El Mercurio, 25 de octubre de 2016
Opinión

Adiós a Dios y al adiós

Joaquín Fermandois.

La propuesta de eliminar la invocación a Dios en las sesiones del Parlamento es parte de una ofensiva contra el pasado y una exhortación a re-originar el presente.

El afán de barrer lo sagrado del espacio público más que demandar tolerancia es una muestra de espíritu de secta y de voluntad nihilista.

Se le quiere purificar de aquello que en algún momento constituyó la arquitectura esencial de la nación (y, por cierto transformada, lo sigue siendo), todo ello en nombre de una tolerancia de faz intolerante, aduciendo que estamos en un país plural y que ello no respetaría el derecho de los no creyentes.

Se desconoce la práctica de muchas sociedades modernas en las cuales la invocación divina o la liturgia sagrada que acompaña a las instituciones, en especial a las monarquías constitucionales, no ha sido ningún obstáculo para el pleno desenvolvimiento del Estado secular y de la libertad de creencias y de incredulidades, desde luego del agnosticismo. Salvo que la fuente de nuestro ser importe poco -actitud que siempre termina por pisarse la cola-, ella deviene en un lugar de referencia, aunque algunos o muchos también invoquen otras referencias de aliento trascendental. Fue uno de los dilemas políticos fundamentales del XIX chileno, que Sol Serrano ha graficado como «¿qué hacer con Dios en la república?» Poner a Dios y a la tradición católica -y progresivamente a otras raíces monoteístas, y en esto ahora bienvenidos los musulmanes- no fue obstáculo para el gradual desenvolvimiento de un país secular, que se movía entre lo religioso y lo laico, muchas veces arreligioso. Hasta el día de hoy la sociedad chilena se mueve entre dos almas, como dialéctica entre fe y razón, donde ocasionalmente a veces se combinan y en otras se representan sentimientos contrapuestos (aunque, cuidado, salvo para minúsculas minorías sofisticadas, existe la idolatría, plaga de la cultura de masas); y se conserva más o menos imbatible una religiosidad popular que también coexiste o se funde con el país laico.

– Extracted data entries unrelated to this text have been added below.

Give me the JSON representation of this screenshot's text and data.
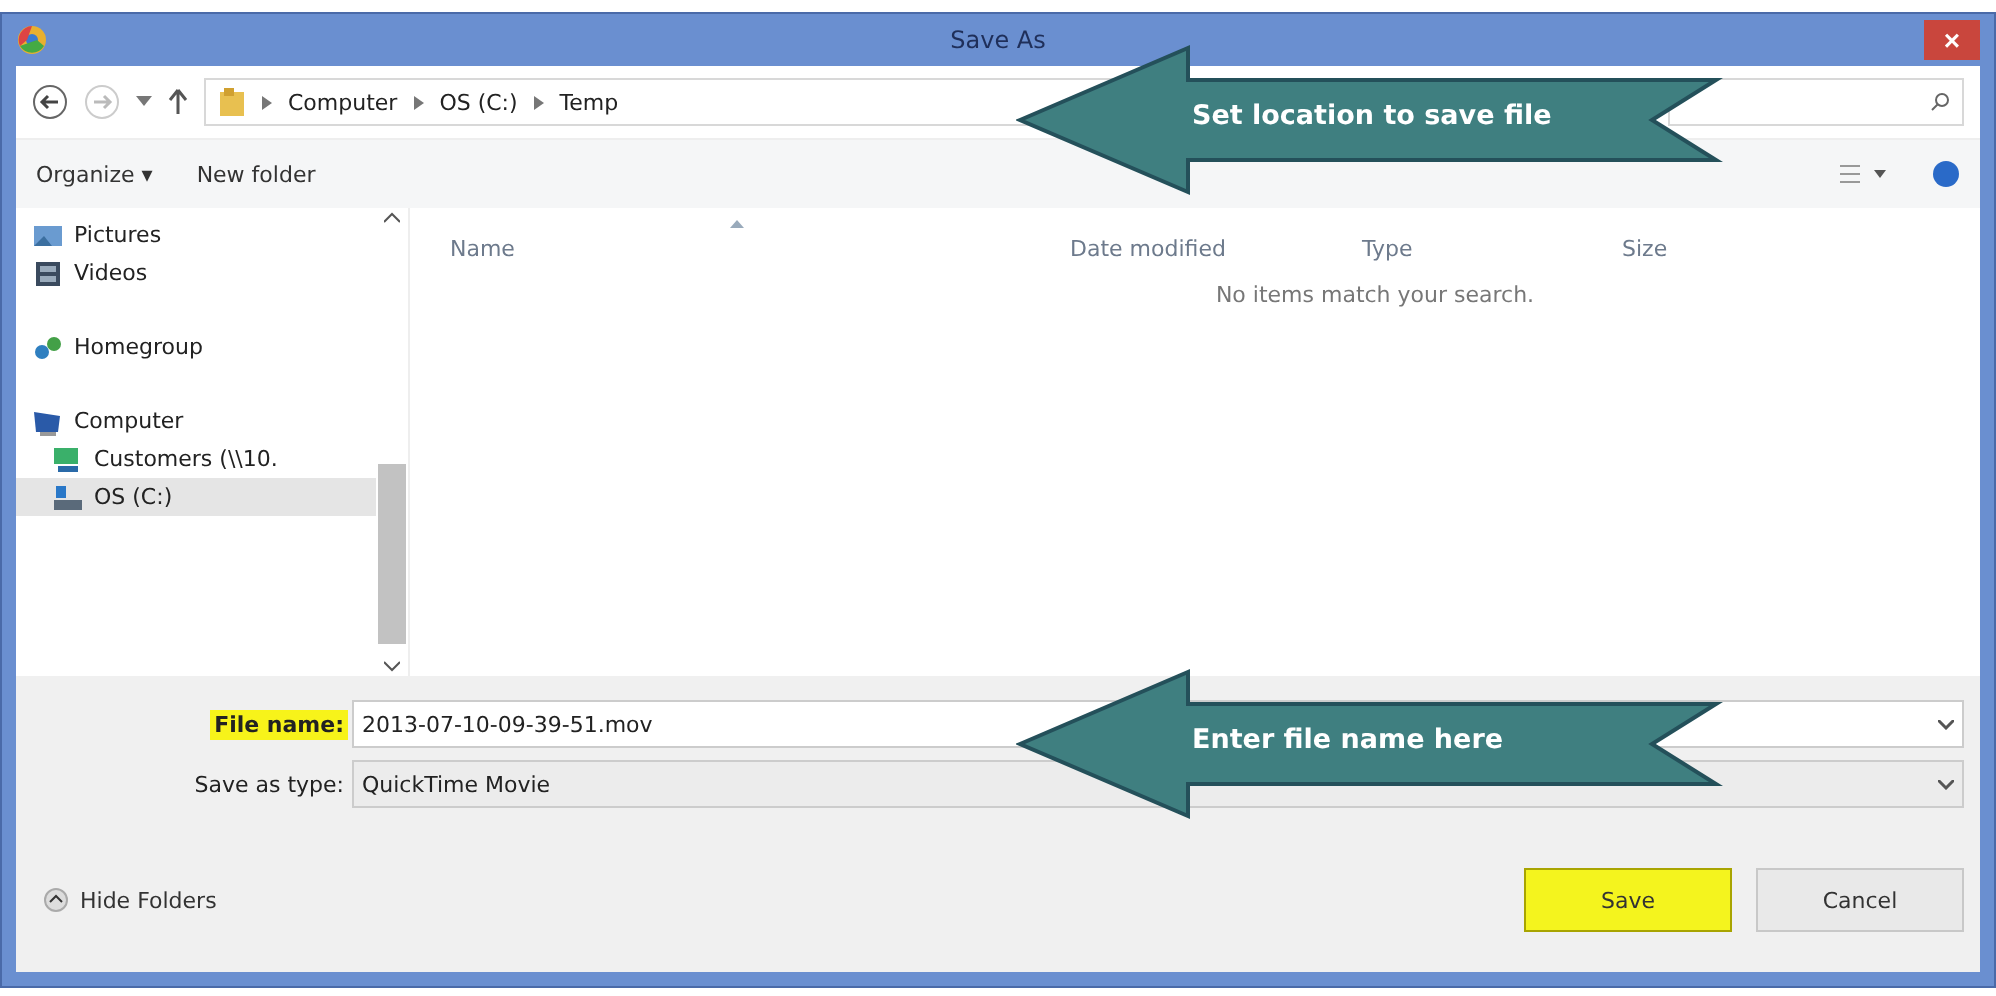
{
  "window": {
    "title": "Save As",
    "close": "×"
  },
  "address_bar": {
    "path": [
      "Computer",
      "OS (C:)",
      "Temp"
    ]
  },
  "toolbar": {
    "organize": "Organize ▾",
    "new_folder": "New folder"
  },
  "nav_pane": {
    "items": [
      {
        "label": "Pictures",
        "selected": false
      },
      {
        "label": "Videos",
        "selected": false
      },
      {
        "label": "Homegroup",
        "selected": false
      },
      {
        "label": "Computer",
        "selected": false,
        "children": [
          {
            "label": "Customers (\\\\10.",
            "selected": false
          },
          {
            "label": "OS (C:)",
            "selected": true
          }
        ]
      }
    ]
  },
  "file_list": {
    "columns": [
      "Name",
      "Date modified",
      "Type",
      "Size"
    ],
    "empty_message": "No items match your search."
  },
  "fields": [
    {
      "label": "File name:",
      "value": "2013-07-10-09-39-51.mov",
      "highlighted": true,
      "kind": "input"
    },
    {
      "label": "Save as type:",
      "value": "QuickTime Movie",
      "highlighted": false,
      "kind": "select"
    }
  ],
  "hide_folders": "Hide Folders",
  "buttons": [
    {
      "label": "Save",
      "highlighted": true
    },
    {
      "label": "Cancel",
      "highlighted": false
    }
  ],
  "callouts": [
    "Set location to save file",
    "Enter file name here"
  ]
}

El afán de barrer lo sagrado del espacio público más que demandar tolerancia es una muestra de espíritu de secta y de voluntad nihilista, característica de la adoración al presente, traducción del grito de la moda -como aquello de andar cambiando nombres a aeropuertos o a cerros, en este último caso con un nombre de siglos- en movimiento perpetuo que también alcanzará a su debido momento a quienes ahora lo proclaman.

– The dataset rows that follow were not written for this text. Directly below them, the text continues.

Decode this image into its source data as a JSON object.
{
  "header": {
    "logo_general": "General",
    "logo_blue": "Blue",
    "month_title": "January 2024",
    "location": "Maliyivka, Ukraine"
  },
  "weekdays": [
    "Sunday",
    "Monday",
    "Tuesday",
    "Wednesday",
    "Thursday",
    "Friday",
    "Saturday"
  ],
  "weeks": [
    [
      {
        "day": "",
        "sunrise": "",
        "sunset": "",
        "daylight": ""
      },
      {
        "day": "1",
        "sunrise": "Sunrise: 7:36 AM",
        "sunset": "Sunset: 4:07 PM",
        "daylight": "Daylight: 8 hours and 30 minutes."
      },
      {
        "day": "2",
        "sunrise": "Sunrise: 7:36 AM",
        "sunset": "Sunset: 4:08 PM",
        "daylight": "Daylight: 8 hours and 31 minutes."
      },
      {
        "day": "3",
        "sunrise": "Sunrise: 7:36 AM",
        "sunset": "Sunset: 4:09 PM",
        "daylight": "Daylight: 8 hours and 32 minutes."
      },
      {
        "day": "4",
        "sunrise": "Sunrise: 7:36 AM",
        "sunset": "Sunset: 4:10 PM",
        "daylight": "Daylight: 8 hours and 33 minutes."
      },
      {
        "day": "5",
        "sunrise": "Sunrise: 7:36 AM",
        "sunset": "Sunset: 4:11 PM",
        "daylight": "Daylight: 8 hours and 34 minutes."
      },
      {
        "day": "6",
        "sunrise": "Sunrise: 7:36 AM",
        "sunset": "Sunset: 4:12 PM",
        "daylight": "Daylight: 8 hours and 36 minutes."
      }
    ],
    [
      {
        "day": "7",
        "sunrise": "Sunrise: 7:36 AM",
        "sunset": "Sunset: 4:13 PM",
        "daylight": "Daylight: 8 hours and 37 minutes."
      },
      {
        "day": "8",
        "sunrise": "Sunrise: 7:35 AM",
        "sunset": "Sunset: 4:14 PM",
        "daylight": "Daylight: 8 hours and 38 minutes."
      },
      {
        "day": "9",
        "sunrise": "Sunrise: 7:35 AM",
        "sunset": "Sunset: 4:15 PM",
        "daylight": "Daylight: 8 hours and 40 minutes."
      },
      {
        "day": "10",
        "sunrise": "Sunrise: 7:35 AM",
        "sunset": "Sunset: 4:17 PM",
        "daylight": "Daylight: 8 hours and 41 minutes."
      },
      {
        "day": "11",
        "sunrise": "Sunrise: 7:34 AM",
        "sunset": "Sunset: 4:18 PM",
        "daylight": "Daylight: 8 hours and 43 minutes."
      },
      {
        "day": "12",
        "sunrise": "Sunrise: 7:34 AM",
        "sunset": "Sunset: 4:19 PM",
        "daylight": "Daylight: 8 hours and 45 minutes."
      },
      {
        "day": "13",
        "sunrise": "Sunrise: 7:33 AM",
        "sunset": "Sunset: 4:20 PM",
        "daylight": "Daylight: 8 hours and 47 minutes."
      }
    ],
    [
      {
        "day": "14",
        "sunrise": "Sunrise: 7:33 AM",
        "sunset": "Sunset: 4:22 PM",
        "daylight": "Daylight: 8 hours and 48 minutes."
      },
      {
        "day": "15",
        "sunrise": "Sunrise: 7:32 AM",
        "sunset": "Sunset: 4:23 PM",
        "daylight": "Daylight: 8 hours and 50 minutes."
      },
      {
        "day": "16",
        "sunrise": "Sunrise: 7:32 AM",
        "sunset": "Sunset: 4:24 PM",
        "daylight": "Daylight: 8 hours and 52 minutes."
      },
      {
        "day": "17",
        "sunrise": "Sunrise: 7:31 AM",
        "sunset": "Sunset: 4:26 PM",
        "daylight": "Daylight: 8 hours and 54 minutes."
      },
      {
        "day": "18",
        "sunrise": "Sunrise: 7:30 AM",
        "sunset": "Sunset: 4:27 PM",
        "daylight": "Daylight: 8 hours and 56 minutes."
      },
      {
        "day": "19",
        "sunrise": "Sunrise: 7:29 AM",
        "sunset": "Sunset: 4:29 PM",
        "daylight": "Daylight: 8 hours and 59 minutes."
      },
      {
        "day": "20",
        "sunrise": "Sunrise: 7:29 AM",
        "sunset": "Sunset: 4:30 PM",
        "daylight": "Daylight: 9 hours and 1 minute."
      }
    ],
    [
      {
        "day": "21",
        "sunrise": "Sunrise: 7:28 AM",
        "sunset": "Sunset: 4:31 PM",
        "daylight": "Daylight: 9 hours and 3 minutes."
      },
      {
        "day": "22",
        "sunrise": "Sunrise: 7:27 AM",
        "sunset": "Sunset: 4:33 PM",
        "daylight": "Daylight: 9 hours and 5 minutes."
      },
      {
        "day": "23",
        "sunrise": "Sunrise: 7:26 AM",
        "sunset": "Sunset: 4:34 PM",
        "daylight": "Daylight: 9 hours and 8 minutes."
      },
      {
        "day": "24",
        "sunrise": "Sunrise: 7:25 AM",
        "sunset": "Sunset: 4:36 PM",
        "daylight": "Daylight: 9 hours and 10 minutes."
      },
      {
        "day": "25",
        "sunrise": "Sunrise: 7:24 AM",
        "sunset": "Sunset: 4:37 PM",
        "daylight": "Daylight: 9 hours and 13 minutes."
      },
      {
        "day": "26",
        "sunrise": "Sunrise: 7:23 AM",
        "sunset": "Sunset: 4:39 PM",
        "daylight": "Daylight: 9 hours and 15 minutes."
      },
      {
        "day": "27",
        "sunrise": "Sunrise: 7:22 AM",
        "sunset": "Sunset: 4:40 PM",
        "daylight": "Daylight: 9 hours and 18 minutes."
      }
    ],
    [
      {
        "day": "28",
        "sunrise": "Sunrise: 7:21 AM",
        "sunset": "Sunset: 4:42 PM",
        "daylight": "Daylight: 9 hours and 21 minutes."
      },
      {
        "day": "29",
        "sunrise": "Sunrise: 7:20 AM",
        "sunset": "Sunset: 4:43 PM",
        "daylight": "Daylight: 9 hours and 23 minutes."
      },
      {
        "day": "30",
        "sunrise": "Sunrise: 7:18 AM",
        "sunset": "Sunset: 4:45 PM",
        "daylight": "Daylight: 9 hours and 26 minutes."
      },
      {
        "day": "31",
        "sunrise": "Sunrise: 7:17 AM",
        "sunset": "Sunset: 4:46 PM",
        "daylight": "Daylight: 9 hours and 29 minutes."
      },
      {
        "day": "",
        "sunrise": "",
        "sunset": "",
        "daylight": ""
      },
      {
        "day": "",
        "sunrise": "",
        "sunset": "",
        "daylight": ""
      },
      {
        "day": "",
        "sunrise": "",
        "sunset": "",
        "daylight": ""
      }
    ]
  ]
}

La invocación a Dios la efectuamos cotidianamente creyentes y no creyentes, cierto como gesto automático, con el «adiós», de remoto origen en «a Dios os encomiendo», que contiene el rastro ritual de una referencia a un absoluto, donde se agota el poder humano y se espera un auxilio que vaya más allá del azar. La cultura humana es la huella de esa esperanza. Recién arribado a la Selva Negra, en la zona de Freiburg, uno escuchaba en una sociedad a veces agresivamente secular que la gente se saludaba en medio del bosque con el Grüss Gott , a su vez derivación del Gott zum Gruss , que viene a ser un «que Dios esté con nosotros», alusión a la fuente de misterio de lo humano. La reflexión teológico-filosófica ha expresado desde hace tres siglos, como reacción entre angustiada y expectante ante la fuerza del descreimiento -agresivo, desesperado o resignado; no es lo mismo-, la pregunta «¿por qué las cosas son y simplemente no son?» Jamás se responderá de manera fehaciente en el terreno de lo humano; la invocación del día a día es una de sus expresiones.

En la época de la dictadura de lo políticamente correcto, es dable imaginar una proscripción del «adiós» en la vida y en la vía pública, desterrado a la intimidad del hogar con puertas cerradas a machotes. Y puede derivar en la exigencia totalitaria del Big Brother de prohibirlo incluso allí.